Era novembro de 2014. Primeiro fim de semana. Plena campanha da Dilma. Fim de tarde na RPPN dele, a Linda Serra dos Topázios. Jaime e eu começamos a conversar sobre a falta que fazia termos acesso a um veículo independente e democrático de informação.

Resolvemos fundar o nosso. Um espaço não comercial, de resistência. Mais um trabalho de militância, voluntário, por suposto. Jaime propôs um jornal; eu, uma revista. O nome eu escolhi (ele queria Bacurau). Dividimos as tarefas. A capa ficou com ele, a linha editorial também.

Correr atrás da grana ficou por minha conta. A paleta de cores, depois de larga prosa, Jaime fechou questão – “nossas cores vão ser o vermelho e o amarelo, porque revista tem que ter cor de luta, cor vibrante” (eu queria verde-floresta). Na paz, acabei enfiando um branco.

Fizemos a primeira edição da Xapuri lá mesmo, na Reserva, em uma noite. Optamos por centrar na pauta socioambiental. Nossa primeira capa foi sobre os povos indígenas isolados do Acre: ‘Isolados, Bravos, Livres: Um Brasil Indígena por Conhecer”. Depois de tudo pronto, Jaime inventou de fazer uma outra boneca, “porque toda revista tem que ter número zero”.

Dessa vez finquei pé, ficamos com a capa indígena. Voltei pra Brasília com a boneca praticamente pronta e com a missão de dar um jeito de imprimir. Nos dias seguintes, o Jaime veio pra Formosa, pra convencer minha irmã Lúcia a revisar a revista, “de grátis”. Com a primeira revista impressa, a próxima tarefa foi montar o Conselho Editorial.

Jaime fez questão de visitar, explicar o projeto e convidar pessoalmente cada conselheiro e cada conselheira (até a doença agravar, nos seus últimos meses de vida, nunca abriu mão dessa tarefa). Daqui rumamos pra Goiânia, para convidar o arqueólogo Altair Sales Barbosa, nosso primeiro conselheiro. “O mais sabido de nóis,” segundo o Jaime.

Trilhamos uma linda jornada. Em 80 meses, Jaime fez questão de decidir, mensalmente, o tema da capa e, quase sempre, escrever ele mesmo. Às vezes, ligava pra falar da ótima ideia que teve, às vezes sumia e, no dia certo, lá vinha o texto pronto, impecável.

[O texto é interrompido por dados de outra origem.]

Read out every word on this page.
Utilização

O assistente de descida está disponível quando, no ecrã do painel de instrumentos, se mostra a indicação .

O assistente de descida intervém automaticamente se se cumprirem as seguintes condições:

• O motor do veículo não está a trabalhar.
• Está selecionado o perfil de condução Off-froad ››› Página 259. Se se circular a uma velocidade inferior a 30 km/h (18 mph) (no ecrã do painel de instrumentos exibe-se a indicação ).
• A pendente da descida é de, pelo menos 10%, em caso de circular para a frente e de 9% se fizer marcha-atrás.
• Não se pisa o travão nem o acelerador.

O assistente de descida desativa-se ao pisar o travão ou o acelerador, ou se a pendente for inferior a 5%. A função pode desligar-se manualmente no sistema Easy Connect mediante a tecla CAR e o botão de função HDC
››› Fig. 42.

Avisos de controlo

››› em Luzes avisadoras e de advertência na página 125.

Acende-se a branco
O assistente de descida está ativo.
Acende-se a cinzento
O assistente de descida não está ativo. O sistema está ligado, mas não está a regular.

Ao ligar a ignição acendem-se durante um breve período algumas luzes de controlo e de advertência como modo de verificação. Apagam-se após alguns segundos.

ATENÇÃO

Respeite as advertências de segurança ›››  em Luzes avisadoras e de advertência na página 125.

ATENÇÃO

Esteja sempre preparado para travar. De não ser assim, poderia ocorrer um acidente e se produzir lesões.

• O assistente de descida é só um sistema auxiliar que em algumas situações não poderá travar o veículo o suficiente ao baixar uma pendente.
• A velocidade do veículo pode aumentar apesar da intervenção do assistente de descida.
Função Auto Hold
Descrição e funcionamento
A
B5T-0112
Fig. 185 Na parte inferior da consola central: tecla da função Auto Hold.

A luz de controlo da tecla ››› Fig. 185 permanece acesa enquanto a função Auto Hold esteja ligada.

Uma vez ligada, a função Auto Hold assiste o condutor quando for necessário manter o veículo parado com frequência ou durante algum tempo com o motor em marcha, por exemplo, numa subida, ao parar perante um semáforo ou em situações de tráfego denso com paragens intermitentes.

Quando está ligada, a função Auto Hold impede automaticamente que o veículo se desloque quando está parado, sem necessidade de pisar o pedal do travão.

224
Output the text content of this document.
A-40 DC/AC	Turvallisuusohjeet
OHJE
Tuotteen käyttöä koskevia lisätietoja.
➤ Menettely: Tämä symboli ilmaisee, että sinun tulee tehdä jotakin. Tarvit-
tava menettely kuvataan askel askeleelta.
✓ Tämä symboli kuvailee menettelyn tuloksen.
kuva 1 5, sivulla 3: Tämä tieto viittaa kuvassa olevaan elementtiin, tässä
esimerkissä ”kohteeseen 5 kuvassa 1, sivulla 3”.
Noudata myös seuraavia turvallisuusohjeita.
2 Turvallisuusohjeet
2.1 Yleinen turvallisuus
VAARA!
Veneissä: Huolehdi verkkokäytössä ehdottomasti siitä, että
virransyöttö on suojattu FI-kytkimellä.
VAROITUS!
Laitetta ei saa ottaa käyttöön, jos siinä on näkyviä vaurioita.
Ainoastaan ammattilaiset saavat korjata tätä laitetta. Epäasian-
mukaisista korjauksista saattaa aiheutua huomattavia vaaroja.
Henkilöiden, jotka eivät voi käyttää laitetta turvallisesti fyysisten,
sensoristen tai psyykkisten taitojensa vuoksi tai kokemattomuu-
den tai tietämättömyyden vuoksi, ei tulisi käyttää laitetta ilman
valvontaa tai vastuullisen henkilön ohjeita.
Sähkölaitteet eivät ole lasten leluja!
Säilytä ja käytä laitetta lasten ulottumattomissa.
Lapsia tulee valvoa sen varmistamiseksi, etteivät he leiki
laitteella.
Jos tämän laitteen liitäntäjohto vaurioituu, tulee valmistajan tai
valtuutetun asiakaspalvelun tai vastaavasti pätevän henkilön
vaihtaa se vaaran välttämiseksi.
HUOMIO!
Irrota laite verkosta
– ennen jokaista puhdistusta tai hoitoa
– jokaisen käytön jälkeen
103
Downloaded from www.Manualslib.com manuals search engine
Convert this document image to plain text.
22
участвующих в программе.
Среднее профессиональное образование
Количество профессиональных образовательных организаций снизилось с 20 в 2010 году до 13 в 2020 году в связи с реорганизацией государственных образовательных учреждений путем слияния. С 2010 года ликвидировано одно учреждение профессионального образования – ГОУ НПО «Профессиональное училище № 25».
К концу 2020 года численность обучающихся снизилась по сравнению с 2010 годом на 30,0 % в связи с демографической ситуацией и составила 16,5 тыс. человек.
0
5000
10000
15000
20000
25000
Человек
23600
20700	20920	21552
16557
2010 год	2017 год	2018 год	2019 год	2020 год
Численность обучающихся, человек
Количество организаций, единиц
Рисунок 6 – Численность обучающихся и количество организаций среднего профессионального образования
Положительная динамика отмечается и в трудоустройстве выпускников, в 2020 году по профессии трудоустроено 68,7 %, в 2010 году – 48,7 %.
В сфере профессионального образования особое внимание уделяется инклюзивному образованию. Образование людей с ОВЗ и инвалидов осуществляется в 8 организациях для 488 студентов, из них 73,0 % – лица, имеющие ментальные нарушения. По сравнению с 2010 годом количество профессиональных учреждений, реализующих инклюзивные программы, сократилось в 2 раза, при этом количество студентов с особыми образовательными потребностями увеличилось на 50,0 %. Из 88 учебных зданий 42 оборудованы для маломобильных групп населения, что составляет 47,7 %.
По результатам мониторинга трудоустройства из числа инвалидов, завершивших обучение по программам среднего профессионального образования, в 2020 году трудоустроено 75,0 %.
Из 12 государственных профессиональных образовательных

Na sexta-feira, 9 de julho, quando preparávamos a Xapuri 81, pela primeira vez em sete anos, ele me pediu para cuidar de tudo. Foi uma conversa triste, ele estava agoniado com os rumos da doença e com a tragédia que o Brasil enfrentava. Não falamos em morte, mas eu sabia que era o fim.

Hoje, cá estamos nós, sem as capas do Jaime, sem as pautas do Jaime, sem o linguajar do Jaime, sem o jaimês da Xapuri, mas na labuta, firmes na resistência. Mês sim, mês sim de novo, como você sonhava, Jaiminho, carcamos porva e, enfim, chegamos à nossa edição número 100. E, depois da Xapuri 100, como era desejo seu, a gente segue esperneando.

Fica tranquilo, camarada, que por aqui tá tudo direitim.